歯を食い縛り、ダラダラと涙を流すシンバを、カラは抱き締める。

「だから見放されないように、自分をシッカリ持って、お父様に主張して? 怖がらないで、お父様をちゃんと見て? シンバが教えてあげて? お父様はお父様なの。他の誰でもない。それはシンバもそうだから。
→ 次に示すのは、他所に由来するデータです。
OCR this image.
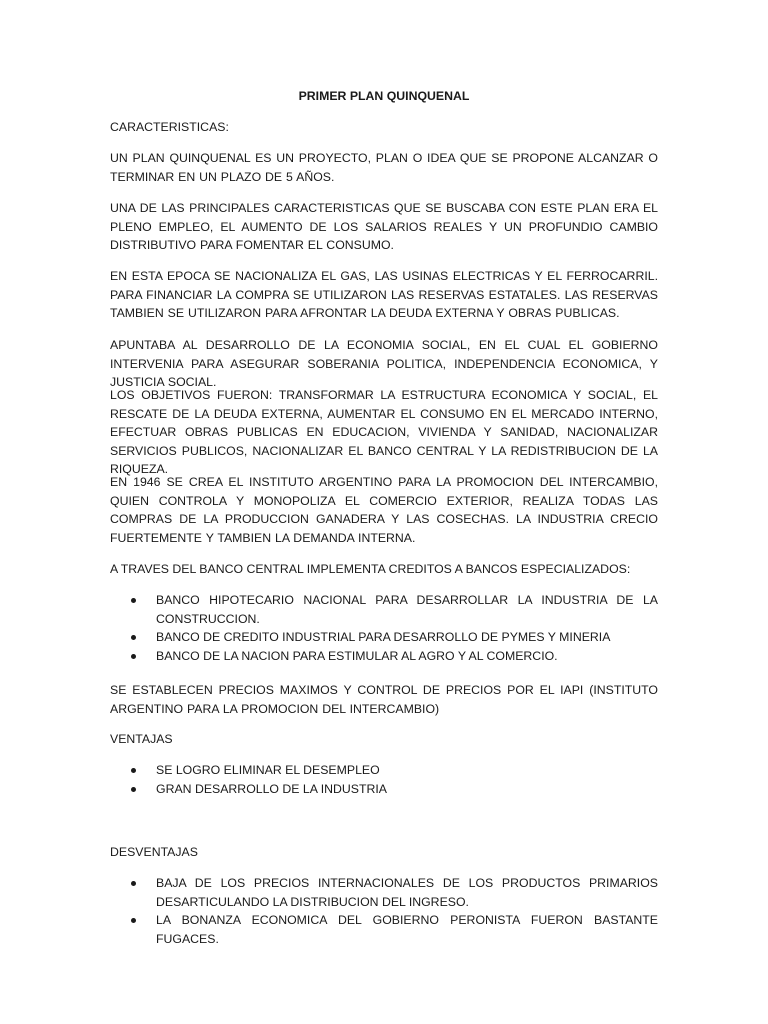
PRIMER PLAN QUINQUENAL
CARACTERISTICAS:
UN PLAN QUINQUENAL ES UN PROYECTO, PLAN O IDEA QUE SE PROPONE ALCANZAR O TERMINAR EN UN PLAZO DE 5 AÑOS.
UNA DE LAS PRINCIPALES CARACTERISTICAS QUE SE BUSCABA CON ESTE PLAN ERA EL PLENO EMPLEO, EL AUMENTO DE LOS SALARIOS REALES Y UN PROFUNDIO CAMBIO DISTRIBUTIVO PARA FOMENTAR EL CONSUMO.
EN ESTA EPOCA SE NACIONALIZA EL GAS, LAS USINAS ELECTRICAS Y EL FERROCARRIL. PARA FINANCIAR LA COMPRA SE UTILIZARON LAS RESERVAS ESTATALES. LAS RESERVAS TAMBIEN SE UTILIZARON PARA AFRONTAR LA DEUDA EXTERNA Y OBRAS PUBLICAS.
APUNTABA AL DESARROLLO DE LA ECONOMIA SOCIAL, EN EL CUAL EL GOBIERNO INTERVENIA PARA ASEGURAR SOBERANIA POLITICA, INDEPENDENCIA ECONOMICA, Y JUSTICIA SOCIAL.
LOS OBJETIVOS FUERON: TRANSFORMAR LA ESTRUCTURA ECONOMICA Y SOCIAL, EL RESCATE DE LA DEUDA EXTERNA, AUMENTAR EL CONSUMO EN EL MERCADO INTERNO, EFECTUAR OBRAS PUBLICAS EN EDUCACION, VIVIENDA Y SANIDAD, NACIONALIZAR SERVICIOS PUBLICOS, NACIONALIZAR EL BANCO CENTRAL Y LA REDISTRIBUCION DE LA RIQUEZA.
EN 1946 SE CREA EL INSTITUTO ARGENTINO PARA LA PROMOCION DEL INTERCAMBIO, QUIEN CONTROLA Y MONOPOLIZA EL COMERCIO EXTERIOR, REALIZA TODAS LAS COMPRAS DE LA PRODUCCION GANADERA Y LAS COSECHAS. LA INDUSTRIA CRECIO FUERTEMENTE Y TAMBIEN LA DEMANDA INTERNA.
A TRAVES DEL BANCO CENTRAL IMPLEMENTA CREDITOS A BANCOS ESPECIALIZADOS:
BANCO HIPOTECARIO NACIONAL PARA DESARROLLAR LA INDUSTRIA DE LA CONSTRUCCION.
BANCO DE CREDITO INDUSTRIAL PARA DESARROLLO DE PYMES Y MINERIA
BANCO DE LA NACION PARA ESTIMULAR AL AGRO Y AL COMERCIO.
SE ESTABLECEN PRECIOS MAXIMOS Y CONTROL DE PRECIOS POR EL IAPI (INSTITUTO ARGENTINO PARA LA PROMOCION DEL INTERCAMBIO)
VENTAJAS
SE LOGRO ELIMINAR EL DESEMPLEO
GRAN DESARROLLO DE LA INDUSTRIA
DESVENTAJAS
BAJA DE LOS PRECIOS INTERNACIONALES DE LOS PRODUCTOS PRIMARIOS DESARTICULANDO LA DISTRIBUCION DEL INGRESO.
LA BONANZA ECONOMICA DEL GOBIERNO PERONISTA FUERON BASTANTE FUGACES.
シンバの個性を潰さないでほしいから、せっかくのシンバが持っている素晴らしいモノを失ってはいけないから、だから教えてあげて? 本当のシンバの存在を――」

わあああああと声を上げて、カラの胸で泣き喚くシンバ。

「大丈夫よ、きっと、シンバの言葉なら聞いてくれるわ」

もうカラはシンバに託すしかなかった。

ベアを変えれるのは、シンバしかいないと――。

幾ら強くても、幾ら知識を持っていても、まだ5歳の男の子。

大きな声で泣いた後は、泣き疲れて、気絶するように眠ってしまった。

だが、次の日からシンバは本の少しだけ変わった。

それは本当に、本の少しだけだったが、カラは、良き方向へ向かう前兆だと感じた。

シンバは、バニの面倒をよくみるようになった。

そして、カラの言う事をよく聞くようになった。

だが、いつも通り、父の教えである剣の稽古も勉学も励んだ。

シンバなりに考え、次にベアが帰って来る時迄には、大幅に強くなっていればいいと、そうすれば、きっと自分を認めてくれるだろうと、その為にカラからも稽古を受けた。

只、剣術と言う型に嵌る事はベアの教えにはなく、またカラもシンバの動きを封じてしまう剣技を教える事はなかった。

シンバは5歳なりに強くなろうとしていた。

シンバは信じていた。

父が自分の強さをもっと認めてくれさえすれば、自分の存在も認められる筈。

きっと大丈夫、うまくいくと、信じて、信じる事で不安を掻き消しながら、たった5歳の子が毎日を生きている。

怖いのは、父から見放される事だけ――。

そう、消えてなくなる自分の存在など、疑いもしなかった、この頃のボク・・・・・・。